New Russian History textbook in the works

The new Russian history textbooks are expected to reflect the emerging trend toward promoting conservative values, which has been taking hold since the beginning of Vladimir Putin's third term in power. Source: Source: PhotoXPress

The new Russian history textbooks are expected to reflect the emerging trend toward promoting conservative values, which has been taking hold since the beginning of Vladimir Putin's third term in power. Source: Source: PhotoXPress

Government calls on scholars to prepare a new comprehensive textbook. Experts feel the book will aim to uphold conservative values in society.

It is possible that, in just one year's time, Russian secondary school students will be learning their country's history from a single textbook, Russia's Education and Science Minister Dmitri Livanov said.

This follows President Vladimir Putin’s call for the need to develop single textbooks in Russian history for secondary schools. 

According to the Russian president, the new textbook must “be based on a single concept, drawing on the same logic of continuous Russian history, on interconnection between all its stages, and respect for all its milestones.” The textbook must also be free of any “internal contradictions” and should not allow “different interpretations.”

So why is a single concept of a school history textbook even necessary? Supporters of the move point to the current 82 history textbooks recommended for schools by the Education Ministry, even though some of them cite unverified facts and controversial concepts regarding the history of Russia. This argument is championed by, among others, Director of the Institute of Universal History of the Russian Academy of Sciences Aleksandr Chubaryan. He has expounded on his so-far failed attempts to get authors of existing textbooks to reconcile their differences in the way they treat the origins of the Russian state (in this respect, historians have been debating the extent of the Scandinavian influence on the establishment of Russia's national identity continuously ever since the 18th century), the Great Patriotic War (with the key controversies here being the characterisation of Soviet foreign policy following the 1939 Molotov-Ribbentrop Non-Aggression Pact, as well as the beginning of the Great Patriotic War, sometimes aggravated by purely statistical differences in, for instance, the overall death toll) and, finally, the post-Soviet phase (where assessments may be grounded in mass media reports and op-ed articles with varying degrees of bias).In other words, authors of the numerous school textbooks in Russian history have struggled to agree on how this history even started, where it has arrived, and what the last great war meant for the country.
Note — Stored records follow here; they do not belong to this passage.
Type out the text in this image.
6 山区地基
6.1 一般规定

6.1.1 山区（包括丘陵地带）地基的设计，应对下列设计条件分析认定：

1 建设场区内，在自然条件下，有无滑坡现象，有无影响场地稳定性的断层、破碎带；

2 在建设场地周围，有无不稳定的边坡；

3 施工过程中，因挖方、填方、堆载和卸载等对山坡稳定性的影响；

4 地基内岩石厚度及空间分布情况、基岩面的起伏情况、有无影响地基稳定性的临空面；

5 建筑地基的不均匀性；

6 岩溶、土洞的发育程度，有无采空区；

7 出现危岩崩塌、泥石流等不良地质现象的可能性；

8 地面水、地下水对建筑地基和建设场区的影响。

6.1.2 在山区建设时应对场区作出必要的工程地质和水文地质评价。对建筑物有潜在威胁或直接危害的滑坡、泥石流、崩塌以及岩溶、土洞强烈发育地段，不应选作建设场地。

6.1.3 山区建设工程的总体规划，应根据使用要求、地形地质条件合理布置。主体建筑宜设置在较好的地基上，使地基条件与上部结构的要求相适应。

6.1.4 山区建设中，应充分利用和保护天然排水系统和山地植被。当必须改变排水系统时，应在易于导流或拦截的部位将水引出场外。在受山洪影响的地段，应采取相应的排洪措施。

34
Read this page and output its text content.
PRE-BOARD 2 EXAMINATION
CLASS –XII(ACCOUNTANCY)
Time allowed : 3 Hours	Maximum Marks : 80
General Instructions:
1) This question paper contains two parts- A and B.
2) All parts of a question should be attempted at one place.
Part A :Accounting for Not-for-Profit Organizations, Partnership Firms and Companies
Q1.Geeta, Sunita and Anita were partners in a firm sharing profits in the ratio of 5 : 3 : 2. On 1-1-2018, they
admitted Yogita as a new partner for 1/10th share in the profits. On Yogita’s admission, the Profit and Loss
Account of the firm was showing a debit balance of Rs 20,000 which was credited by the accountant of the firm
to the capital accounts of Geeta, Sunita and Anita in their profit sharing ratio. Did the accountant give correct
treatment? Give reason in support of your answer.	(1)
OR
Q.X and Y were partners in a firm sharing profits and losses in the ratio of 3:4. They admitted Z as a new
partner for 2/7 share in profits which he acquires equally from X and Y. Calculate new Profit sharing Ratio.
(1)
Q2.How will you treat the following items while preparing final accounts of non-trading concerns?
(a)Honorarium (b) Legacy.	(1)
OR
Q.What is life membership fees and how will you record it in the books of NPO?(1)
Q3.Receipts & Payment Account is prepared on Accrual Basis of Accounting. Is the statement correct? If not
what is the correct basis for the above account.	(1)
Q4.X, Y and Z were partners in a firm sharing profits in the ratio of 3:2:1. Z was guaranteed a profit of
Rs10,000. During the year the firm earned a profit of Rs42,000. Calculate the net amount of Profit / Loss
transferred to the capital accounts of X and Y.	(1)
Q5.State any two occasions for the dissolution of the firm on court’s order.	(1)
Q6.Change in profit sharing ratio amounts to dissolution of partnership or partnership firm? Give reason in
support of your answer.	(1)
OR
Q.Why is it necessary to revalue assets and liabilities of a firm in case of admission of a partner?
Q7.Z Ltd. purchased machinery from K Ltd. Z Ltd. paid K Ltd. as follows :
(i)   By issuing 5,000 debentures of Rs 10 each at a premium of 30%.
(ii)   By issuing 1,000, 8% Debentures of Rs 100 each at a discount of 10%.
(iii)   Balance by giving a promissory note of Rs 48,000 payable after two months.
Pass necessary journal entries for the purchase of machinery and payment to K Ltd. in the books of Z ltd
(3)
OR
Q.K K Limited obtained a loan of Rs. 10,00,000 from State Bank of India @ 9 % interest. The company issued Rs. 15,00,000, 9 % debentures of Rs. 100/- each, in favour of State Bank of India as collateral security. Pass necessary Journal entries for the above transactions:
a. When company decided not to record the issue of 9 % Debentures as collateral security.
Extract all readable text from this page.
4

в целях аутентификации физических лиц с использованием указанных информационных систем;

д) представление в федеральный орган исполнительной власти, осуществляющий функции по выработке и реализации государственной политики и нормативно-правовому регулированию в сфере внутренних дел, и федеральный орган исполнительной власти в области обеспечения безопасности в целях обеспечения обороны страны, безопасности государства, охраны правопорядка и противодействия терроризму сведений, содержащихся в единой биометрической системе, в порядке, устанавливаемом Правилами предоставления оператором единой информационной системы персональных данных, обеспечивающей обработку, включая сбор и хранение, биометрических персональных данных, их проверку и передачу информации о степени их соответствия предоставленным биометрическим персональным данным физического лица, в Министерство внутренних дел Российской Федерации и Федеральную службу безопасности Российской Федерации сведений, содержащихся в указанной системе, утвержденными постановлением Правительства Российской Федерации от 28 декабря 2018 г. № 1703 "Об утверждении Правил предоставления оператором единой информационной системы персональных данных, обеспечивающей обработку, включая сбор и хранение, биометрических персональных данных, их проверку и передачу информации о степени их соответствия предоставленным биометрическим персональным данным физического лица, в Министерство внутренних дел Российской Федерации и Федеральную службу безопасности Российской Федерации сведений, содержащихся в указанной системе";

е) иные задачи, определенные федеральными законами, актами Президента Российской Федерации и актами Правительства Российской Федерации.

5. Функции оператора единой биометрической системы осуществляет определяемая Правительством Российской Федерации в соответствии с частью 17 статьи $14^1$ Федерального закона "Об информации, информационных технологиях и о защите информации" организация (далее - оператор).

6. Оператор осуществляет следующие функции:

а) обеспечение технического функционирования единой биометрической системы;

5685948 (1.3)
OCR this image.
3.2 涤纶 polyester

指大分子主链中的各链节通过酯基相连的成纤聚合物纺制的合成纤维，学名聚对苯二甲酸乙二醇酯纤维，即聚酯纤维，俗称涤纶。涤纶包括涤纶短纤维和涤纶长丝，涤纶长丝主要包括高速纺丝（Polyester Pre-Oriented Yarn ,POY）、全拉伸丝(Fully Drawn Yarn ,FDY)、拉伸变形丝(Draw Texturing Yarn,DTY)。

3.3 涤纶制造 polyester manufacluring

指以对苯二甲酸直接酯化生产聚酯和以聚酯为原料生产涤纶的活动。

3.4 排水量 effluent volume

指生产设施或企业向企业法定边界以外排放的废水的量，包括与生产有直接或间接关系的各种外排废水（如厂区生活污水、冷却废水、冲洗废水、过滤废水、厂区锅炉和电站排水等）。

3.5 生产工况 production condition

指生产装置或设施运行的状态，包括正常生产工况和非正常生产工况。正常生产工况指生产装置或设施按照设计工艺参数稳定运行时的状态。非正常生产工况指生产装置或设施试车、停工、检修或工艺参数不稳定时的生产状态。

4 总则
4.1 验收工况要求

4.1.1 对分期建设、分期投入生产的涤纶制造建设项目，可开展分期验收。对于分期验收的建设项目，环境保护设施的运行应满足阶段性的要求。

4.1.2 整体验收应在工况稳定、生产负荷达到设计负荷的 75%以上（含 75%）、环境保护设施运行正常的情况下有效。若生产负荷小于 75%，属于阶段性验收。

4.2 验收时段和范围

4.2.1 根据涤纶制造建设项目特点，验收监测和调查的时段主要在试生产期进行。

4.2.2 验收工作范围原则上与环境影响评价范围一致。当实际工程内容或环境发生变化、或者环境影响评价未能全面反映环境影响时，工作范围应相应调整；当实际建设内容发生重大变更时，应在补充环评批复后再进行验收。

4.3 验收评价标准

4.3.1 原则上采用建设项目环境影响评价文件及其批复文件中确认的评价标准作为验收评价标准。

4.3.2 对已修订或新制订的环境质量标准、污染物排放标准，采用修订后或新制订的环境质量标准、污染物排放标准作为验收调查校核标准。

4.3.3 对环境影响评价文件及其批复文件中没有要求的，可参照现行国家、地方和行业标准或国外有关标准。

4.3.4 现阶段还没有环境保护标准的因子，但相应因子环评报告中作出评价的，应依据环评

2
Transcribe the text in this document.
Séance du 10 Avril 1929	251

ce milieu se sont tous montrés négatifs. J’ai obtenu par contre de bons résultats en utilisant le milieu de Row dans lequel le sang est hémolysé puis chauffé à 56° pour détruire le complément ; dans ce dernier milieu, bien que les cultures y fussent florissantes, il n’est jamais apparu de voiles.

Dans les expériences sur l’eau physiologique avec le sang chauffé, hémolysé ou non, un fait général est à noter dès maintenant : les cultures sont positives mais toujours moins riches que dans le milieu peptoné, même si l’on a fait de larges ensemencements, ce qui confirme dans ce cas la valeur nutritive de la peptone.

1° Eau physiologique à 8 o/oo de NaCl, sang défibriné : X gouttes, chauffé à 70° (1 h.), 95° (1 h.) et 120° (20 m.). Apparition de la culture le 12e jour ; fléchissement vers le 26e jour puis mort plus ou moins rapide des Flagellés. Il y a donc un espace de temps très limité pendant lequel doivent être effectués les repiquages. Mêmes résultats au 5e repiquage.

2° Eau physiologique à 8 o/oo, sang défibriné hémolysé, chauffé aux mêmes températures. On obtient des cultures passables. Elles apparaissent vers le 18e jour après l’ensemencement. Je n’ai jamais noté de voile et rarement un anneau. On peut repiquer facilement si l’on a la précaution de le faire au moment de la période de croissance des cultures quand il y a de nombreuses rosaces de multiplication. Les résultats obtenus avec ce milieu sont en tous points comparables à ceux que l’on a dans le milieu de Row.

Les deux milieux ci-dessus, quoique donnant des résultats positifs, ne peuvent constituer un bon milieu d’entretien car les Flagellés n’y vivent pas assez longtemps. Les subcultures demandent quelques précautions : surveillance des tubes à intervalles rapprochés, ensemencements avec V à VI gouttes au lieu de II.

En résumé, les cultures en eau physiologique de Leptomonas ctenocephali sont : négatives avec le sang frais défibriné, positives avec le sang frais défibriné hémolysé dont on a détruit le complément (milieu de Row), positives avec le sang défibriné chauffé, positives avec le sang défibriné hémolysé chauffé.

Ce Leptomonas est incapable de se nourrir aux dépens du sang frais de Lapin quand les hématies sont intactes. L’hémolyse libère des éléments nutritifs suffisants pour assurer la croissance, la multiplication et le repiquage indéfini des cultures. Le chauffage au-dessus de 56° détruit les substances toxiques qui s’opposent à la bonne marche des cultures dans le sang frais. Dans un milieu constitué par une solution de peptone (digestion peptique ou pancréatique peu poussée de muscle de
Some moves Putin made during his first two presidential terms, reinstatement of the Soviet anthem with different lyrics among them, clearly sent the message that the President was willing to make the Soviet period a respectful part of Russian history.

Meanwhile, the desire to take the edge off some turning points in the recent past is also obvious: take, for one, the public holiday celebrating the anniversary of the October Revolution. The holiday, albeit under a different name – the Day of National Unity and Reconciliation – was still there on the calendar up until 2005, when a different historical date in early November was offered: liberation of the Kremlin by a popular uprising from Polish-Lithuanian invaders in 1612. “The idea of a single history textbook stems from a desire to bring the society together around a certain symbolic centre”, says Aleksei Titkov , Associate Professor at the Department of Political Theory and Political Analysis of the Higher School of Economics. “A centre that would justify the existing state of affairs,” he adds.

According to Titkov, there was no urgency in such projects during Vladimir Putin's first and, to a certain degree, second stints in power. “After the crisis of the 1990s, most of the population thought they were fortunate to have Putin anyway. By now, they have grown accustomed to him, so other methods are needed to persuade them that the existing state of affairs is the best possible option,” Titkov says. “The main ideological message is also quite discernible: unconditional respect for any regime that ruled Russia during various periods of its history, mingled with respect for the traditional family and religion.” 

Elena Galkina, Professor at the Faculty of History at Moscow State Pedagogical University points out that this is far from the first attempt by the Russian authorities to commission a history textbook satisfactory for their purposes. In 2007, such a textbook was actually written, effectively to the order of the then deputy head of the Presidential Executive Office Vladislav Surkov, who was responsible, among other things, for ideology. “The textbook provoked an outburst among professional historians but eventually failed to make its way into schools, mostly because it was not written properly,” Galkina said.

She expects the new textbooks to reflect the incipient trend towards promoting conservative values, which has been taking hold since the beginning of Vladimir Putin's third stay in power.